Flow analysis during compression of partially impregnated fiber preform under controlled force

Compression resin transfer molding (CRTM) is an alternative solution to conventional resin transfer molding processes. It offers the capability to produce net shape composites with fast cycle times making it conducive for high volume production. The resin flow during this process can be separated into three phases: (i) metered amount of resin injection into a partially closed mold containing dry fiber preform, (ii) closure of the mold until it is in contact with the fiber preform displacing all the resin into the preform and (iii) further mold closure to the desired thickness of the part compacting the preform and redistributing the resin.
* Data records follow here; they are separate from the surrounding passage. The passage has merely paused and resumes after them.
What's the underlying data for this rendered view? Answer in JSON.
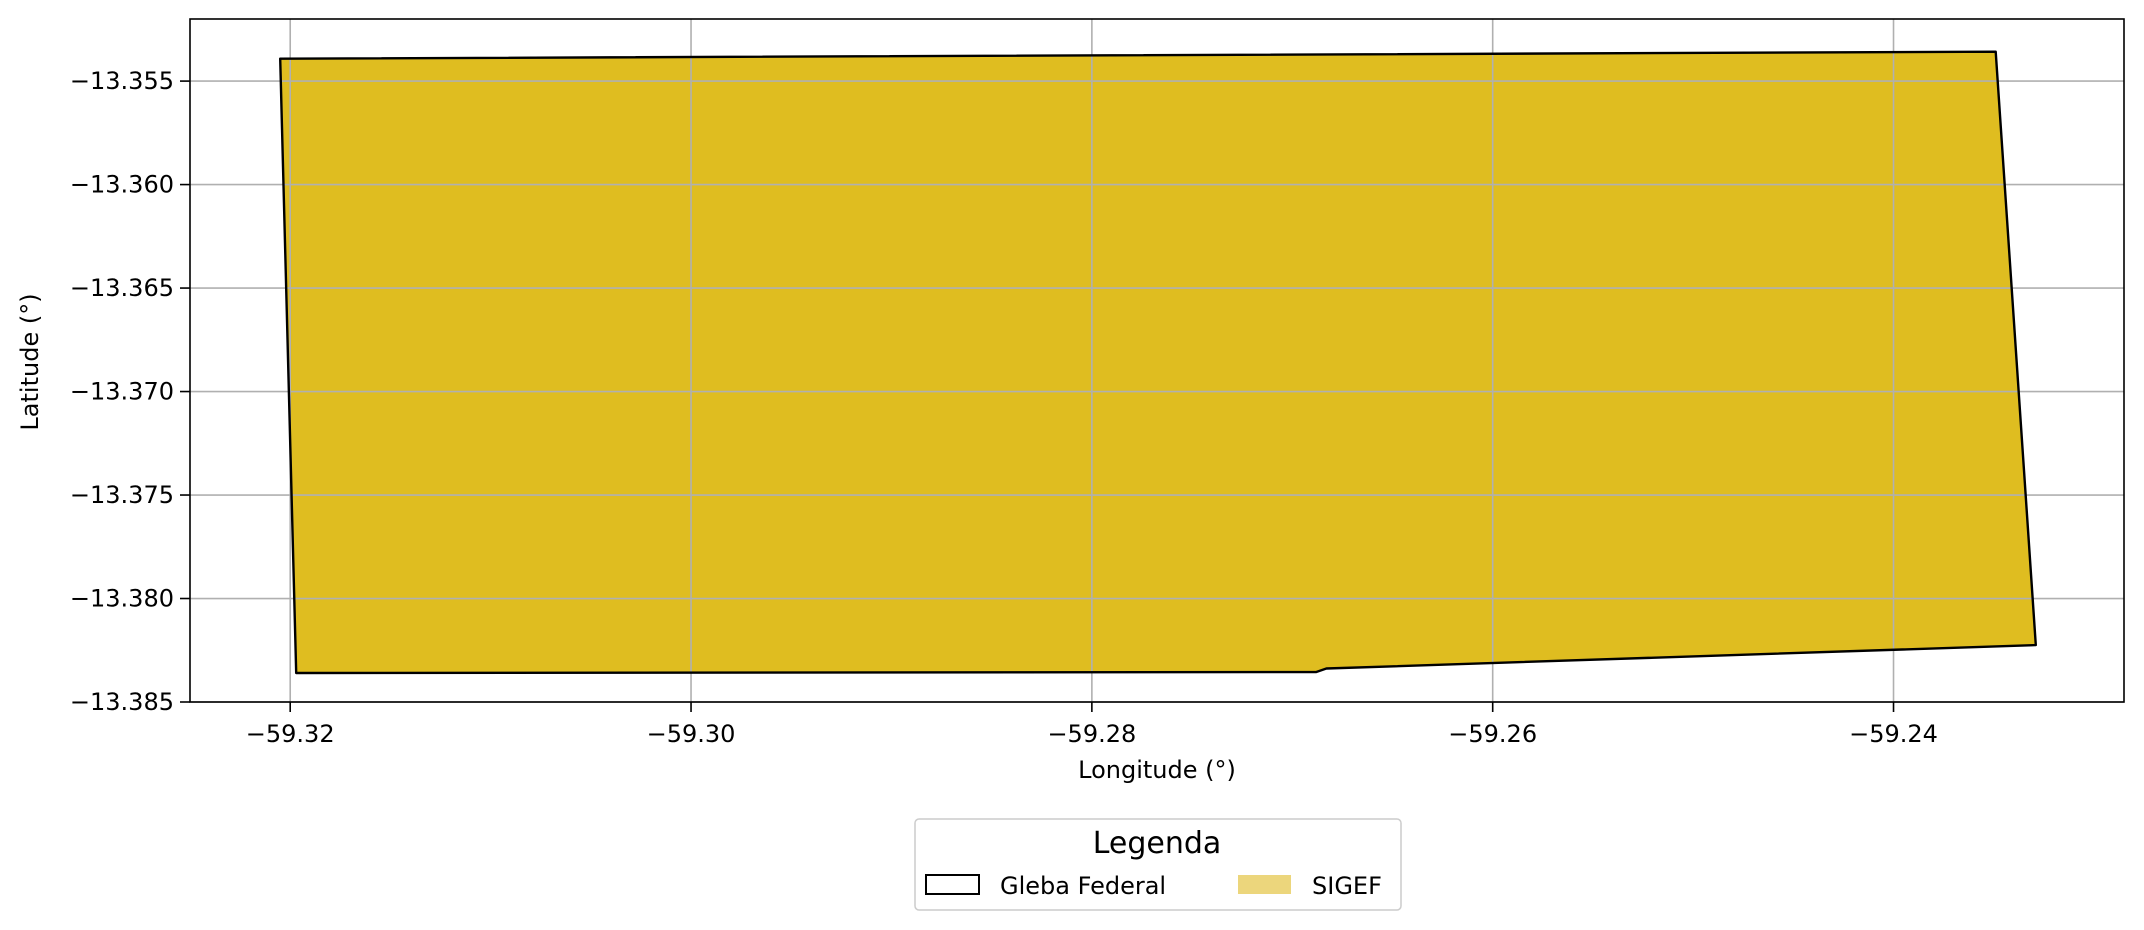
{
  "chart_data": {
    "type": "map",
    "xlabel": "Longitude (°)",
    "ylabel": "Latitude (°)",
    "xlim": [
      -59.325,
      -59.2285
    ],
    "ylim": [
      -13.385,
      -13.352
    ],
    "xticks": [
      -59.32,
      -59.3,
      -59.28,
      -59.26,
      -59.24
    ],
    "xtick_labels": [
      "−59.32",
      "−59.30",
      "−59.28",
      "−59.26",
      "−59.24"
    ],
    "yticks": [
      -13.355,
      -13.36,
      -13.365,
      -13.37,
      -13.375,
      -13.38,
      -13.385
    ],
    "ytick_labels": [
      "−13.355",
      "−13.360",
      "−13.365",
      "−13.370",
      "−13.375",
      "−13.380",
      "−13.385"
    ],
    "grid": true,
    "layers": [
      {
        "name": "Gleba Federal",
        "style": "outline",
        "edge_color": "#000000",
        "fill_color": "none",
        "polygon": [
          [
            -59.3205,
            -13.35392
          ],
          [
            -59.2349,
            -13.35358
          ],
          [
            -59.2329,
            -13.38225
          ],
          [
            -59.2683,
            -13.38338
          ],
          [
            -59.2688,
            -13.38355
          ],
          [
            -59.3197,
            -13.3836
          ]
        ]
      },
      {
        "name": "SIGEF",
        "style": "fill",
        "fill_color": "#dfbd20",
        "legend_color": "#ecd67c",
        "polygon": [
          [
            -59.3205,
            -13.35392
          ],
          [
            -59.2349,
            -13.35358
          ],
          [
            -59.2329,
            -13.38225
          ],
          [
            -59.2683,
            -13.38338
          ],
          [
            -59.2688,
            -13.38355
          ],
          [
            -59.3197,
            -13.3836
          ]
        ]
      }
    ],
    "legend": {
      "title": "Legenda",
      "placement": "bottom-center",
      "entries": [
        {
          "label": "Gleba Federal",
          "kind": "outline"
        },
        {
          "label": "SIGEF",
          "kind": "fill"
        }
      ]
    }
  }
}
Understanding the flow behavior in every phase is imperative for predictive process modeling that guarantees full preform saturation within a given time and under specified force constraints.In this paper, the last phase of the resin flow during CRTM process is simplified and modeled as a one dimensional flow to obtain estimates for process time if the applied force is known. The constitutive equations describing the material used are discussed. Due to the non-linear nature of the formulated governing equations, a numerical solution is developed and the flow front progression and the change in preform thickness are experimentally verified. Finally, a non-dimensional analysis identifying the parameters involved in the process is presented. The impact of the main process parameter is then studied and conclusions regarding process feasibility and optimization are formulated.